При свете дня она старалась думать об этом спокойно. Старалась вытравить из памяти свои первые горько-сладкие недели в Лондоне, когда случайная встреча с ним на лестнице заставляла ее сердце бешено биться, переворачивала все внутри ее.
Теперь, когда в ее присутствии упоминали Аласдэра, она научилась принимать вид вежливого безразличия. Совершенно сознательно. Но по ночам ей не удавалось справиться с собой. Ночами она вспоминала запретные поцелуи и жаркие объятия. Вспоминала, как задрожали его руки, когда он первый раз прикоснулся к ней. Это было прикосновение опытного обольстителя, да. Но в нем были трепет и радость.
С самого начала женская интуиция говорила ей, что Аласдэр к ней неравнодушен. Она не могла понять, что это значит и почему он не поговорит с ней об этом. В свои двадцать два года она чувствовала себя почти такой же неопытной, какой была в глазах Аласдэра. Но если взглянуть правде в глаза, о чем можно было говорить? Он «не из тех, за кого выходят замуж». А она — она, конечно, дурочка. Она так глупо, глупо влюбилась в него.
Вторая неделя после помолвки не совсем походила на первую. Она меньше видела лорда Уинвуда, и при встречах он держался более холодно. Перемена была столь очевидной, что Эсме начала подозревать, не почувствовал ли он ее влечение к Аласдэру. Но когда она выразила обеспокоенность тем, что, возможно, они поторопились, лорд Уинвуд весело рассмеялся и звонко чмокнул ее в щечку.
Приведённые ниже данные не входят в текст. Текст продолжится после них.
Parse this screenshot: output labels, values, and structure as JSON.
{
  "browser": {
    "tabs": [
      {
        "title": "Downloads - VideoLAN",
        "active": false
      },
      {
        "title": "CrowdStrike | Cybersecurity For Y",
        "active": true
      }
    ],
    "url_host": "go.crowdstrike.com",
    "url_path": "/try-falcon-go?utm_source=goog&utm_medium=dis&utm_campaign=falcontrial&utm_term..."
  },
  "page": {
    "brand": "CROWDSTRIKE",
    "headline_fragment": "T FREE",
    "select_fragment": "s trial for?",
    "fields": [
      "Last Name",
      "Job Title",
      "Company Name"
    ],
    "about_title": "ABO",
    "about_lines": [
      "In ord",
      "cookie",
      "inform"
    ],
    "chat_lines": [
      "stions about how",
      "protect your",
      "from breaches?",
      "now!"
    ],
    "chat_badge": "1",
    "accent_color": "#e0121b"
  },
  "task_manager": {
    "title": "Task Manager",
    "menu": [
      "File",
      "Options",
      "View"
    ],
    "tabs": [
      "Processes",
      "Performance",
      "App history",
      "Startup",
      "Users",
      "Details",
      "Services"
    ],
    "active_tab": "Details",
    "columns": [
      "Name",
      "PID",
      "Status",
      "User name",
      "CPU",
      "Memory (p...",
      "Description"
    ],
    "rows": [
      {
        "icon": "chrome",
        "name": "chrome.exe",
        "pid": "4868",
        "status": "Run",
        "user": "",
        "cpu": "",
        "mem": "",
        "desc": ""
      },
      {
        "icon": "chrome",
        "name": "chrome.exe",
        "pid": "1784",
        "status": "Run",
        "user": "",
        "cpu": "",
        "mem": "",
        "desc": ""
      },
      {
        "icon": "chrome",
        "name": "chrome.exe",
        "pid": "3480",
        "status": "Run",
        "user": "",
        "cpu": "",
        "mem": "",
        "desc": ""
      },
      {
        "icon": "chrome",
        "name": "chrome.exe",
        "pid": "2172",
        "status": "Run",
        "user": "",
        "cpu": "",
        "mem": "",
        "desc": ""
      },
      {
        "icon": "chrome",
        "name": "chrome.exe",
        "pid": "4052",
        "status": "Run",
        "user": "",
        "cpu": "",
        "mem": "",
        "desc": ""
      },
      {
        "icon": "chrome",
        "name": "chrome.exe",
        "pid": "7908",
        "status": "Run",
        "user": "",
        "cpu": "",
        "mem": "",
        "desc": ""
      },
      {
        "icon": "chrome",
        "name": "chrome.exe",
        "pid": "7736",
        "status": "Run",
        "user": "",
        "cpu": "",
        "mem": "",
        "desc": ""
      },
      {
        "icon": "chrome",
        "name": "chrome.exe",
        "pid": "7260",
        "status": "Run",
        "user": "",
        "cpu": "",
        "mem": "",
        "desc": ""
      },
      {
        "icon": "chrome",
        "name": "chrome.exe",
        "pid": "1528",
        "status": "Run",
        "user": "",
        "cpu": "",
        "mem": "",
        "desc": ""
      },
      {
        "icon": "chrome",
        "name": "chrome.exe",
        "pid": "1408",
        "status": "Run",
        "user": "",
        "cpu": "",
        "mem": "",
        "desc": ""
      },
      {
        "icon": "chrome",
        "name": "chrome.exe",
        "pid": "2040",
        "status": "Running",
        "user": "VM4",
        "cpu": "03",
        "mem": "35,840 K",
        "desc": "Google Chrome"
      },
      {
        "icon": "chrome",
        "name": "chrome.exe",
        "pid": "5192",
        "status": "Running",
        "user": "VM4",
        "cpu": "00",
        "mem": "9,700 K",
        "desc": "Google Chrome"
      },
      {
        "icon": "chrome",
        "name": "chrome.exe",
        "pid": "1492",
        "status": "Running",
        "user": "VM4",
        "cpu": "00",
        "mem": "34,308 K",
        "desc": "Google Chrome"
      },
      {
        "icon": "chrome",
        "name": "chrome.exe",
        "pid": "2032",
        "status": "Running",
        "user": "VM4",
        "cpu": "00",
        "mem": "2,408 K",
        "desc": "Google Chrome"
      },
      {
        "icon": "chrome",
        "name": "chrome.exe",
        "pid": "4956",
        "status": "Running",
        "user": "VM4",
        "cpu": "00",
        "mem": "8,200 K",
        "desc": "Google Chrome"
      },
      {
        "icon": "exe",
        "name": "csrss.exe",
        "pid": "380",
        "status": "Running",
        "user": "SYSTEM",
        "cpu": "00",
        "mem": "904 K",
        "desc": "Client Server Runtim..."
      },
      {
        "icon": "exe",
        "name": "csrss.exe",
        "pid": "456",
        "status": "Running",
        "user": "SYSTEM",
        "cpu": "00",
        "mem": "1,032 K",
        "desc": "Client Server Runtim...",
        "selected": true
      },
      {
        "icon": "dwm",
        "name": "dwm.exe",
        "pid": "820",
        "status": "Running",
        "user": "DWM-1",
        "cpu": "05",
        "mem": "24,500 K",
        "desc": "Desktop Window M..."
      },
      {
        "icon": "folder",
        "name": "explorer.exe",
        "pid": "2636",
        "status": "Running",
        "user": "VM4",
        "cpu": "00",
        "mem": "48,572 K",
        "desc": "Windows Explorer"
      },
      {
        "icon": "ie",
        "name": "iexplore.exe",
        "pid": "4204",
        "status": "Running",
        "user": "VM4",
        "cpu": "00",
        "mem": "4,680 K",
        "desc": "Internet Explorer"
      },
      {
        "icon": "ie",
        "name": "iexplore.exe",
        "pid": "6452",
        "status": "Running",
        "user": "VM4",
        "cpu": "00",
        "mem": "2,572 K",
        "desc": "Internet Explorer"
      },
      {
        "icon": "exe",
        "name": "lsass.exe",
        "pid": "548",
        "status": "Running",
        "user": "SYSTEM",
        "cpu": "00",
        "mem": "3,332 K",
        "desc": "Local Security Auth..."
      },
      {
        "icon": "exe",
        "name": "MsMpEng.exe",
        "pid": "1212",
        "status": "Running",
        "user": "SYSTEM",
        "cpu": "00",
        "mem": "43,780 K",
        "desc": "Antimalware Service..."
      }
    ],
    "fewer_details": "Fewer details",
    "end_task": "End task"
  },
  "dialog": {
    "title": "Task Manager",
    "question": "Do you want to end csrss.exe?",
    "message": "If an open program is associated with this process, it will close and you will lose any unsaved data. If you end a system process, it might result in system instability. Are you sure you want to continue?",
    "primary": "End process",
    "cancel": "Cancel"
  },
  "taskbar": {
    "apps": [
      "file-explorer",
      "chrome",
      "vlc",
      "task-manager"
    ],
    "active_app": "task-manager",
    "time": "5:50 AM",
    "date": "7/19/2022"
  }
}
Это совершенно не вязалось с досадой, которая читалась в его глазах. Еще хуже было то, что после жарких объятий Аласдэра она испытывала глубокое разочарование. До ее сознания постепенно доходило, что с этим мужчиной ей вскоре предстоит делить постель. Она не была уверена, что это ей по силам.
Как-то она попробовала заговорить об этом с тетей Ровеной, но слова не шли с языка. Ей захотелось навестить миссис Кросби, но это был бы совсем безрассудный поступок. Что она смогла бы узнать у бедной женщины? Правду? Правда могла оказаться хуже, чем незнание. А у миссис Кросби своих проблем было предостаточно. Измученная противоречивыми чувствами, Эсме принялась писать Аласдэру письма с сообщением о своей помолвке; первое было сухим и формальным, второе — почти приветливым, а третье — лихорадочным и умоляющим. Ей было стыдно за каждое, и она рвала их одно за другим. Не было смысла писать. Он не хочет ее, она ему никто. И Эсме продолжала появляться на прогулках и приемах, опираясь на руку лорда Уинвуда, пока не перестала болеть нога, а поездка в Бакингемшир с каждым днем приближалась.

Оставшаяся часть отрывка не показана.